Kindergarten teacher Rachel Davis tried to keep the man from entering the school until he forced his way through.

"I got a call from one of the teachers that were out on the playground, saying that a guy was on the playground that did not belong," said Shay Patton, a bookkeeper at the school.

The school immediately went into lockdown.

"And then Miss Davis — she jumped right on his neck from behind and she fell into that corner," said Patton.

Thomas then joined the take-down. Together, the three women restrained the intruder.

"But he was just wild," said Thomas. "You know he was just over the top, fighting, scuffling, trying to get away."

Katrina Thomas & Shay Patton
Katrina Thomas (left) and Shay Patton (right) stand in the spot where an intruder forced his way in the side door of Inglewood Elementary School.

"We didn't even think did he have a gun or a knife?" said Patton.

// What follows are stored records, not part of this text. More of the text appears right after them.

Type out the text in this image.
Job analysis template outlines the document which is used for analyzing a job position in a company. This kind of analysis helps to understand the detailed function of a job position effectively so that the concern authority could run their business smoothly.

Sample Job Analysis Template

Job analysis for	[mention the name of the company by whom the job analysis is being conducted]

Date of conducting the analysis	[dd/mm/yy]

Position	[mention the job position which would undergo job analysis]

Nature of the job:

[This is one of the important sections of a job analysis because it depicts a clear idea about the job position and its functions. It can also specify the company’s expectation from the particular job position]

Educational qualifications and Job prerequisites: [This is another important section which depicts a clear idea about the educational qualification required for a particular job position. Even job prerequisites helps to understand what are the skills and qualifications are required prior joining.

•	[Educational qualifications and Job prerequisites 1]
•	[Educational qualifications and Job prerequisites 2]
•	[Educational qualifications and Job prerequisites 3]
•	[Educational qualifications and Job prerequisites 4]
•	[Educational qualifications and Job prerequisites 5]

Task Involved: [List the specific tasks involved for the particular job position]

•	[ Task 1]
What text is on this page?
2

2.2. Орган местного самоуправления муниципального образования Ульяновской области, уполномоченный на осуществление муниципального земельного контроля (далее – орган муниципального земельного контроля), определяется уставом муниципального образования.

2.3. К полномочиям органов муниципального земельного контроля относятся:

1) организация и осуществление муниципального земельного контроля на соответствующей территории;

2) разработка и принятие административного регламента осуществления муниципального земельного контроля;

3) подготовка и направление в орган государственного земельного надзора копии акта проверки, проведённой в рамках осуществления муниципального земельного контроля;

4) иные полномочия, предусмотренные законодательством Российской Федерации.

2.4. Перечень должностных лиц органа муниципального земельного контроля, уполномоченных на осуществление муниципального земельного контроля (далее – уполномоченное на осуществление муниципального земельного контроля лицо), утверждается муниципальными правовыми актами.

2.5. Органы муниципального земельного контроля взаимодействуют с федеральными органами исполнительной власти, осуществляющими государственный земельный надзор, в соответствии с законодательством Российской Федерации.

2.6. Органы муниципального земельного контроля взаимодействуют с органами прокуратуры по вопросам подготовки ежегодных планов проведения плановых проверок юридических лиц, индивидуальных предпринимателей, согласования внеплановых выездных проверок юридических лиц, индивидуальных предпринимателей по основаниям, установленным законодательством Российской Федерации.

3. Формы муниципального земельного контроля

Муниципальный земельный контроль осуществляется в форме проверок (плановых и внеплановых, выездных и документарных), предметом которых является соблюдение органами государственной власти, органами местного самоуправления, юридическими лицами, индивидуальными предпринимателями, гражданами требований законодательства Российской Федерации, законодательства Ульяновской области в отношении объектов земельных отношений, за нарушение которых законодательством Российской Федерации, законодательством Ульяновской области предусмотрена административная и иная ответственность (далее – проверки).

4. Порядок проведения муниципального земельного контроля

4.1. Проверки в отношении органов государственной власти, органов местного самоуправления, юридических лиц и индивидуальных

It was a fear made even more real Tuesday nearly 900 miles away in Uvalde, Texas, after a school shooting took the lives of children and at least one teacher.

"That's what we were afraid of him, him getting to some of these kids, some of our staff," said Patton. "You know we didn't want that."

The gravity of the Texas school shooting weighs heavily on the Inglewood Elementary School community. But in their own case, the women say it was instinct that turned their fears into action.

"I think in situations like that I mean you just don't think about putting your life on the line," said Thomas. "You just step in and do what you need to do."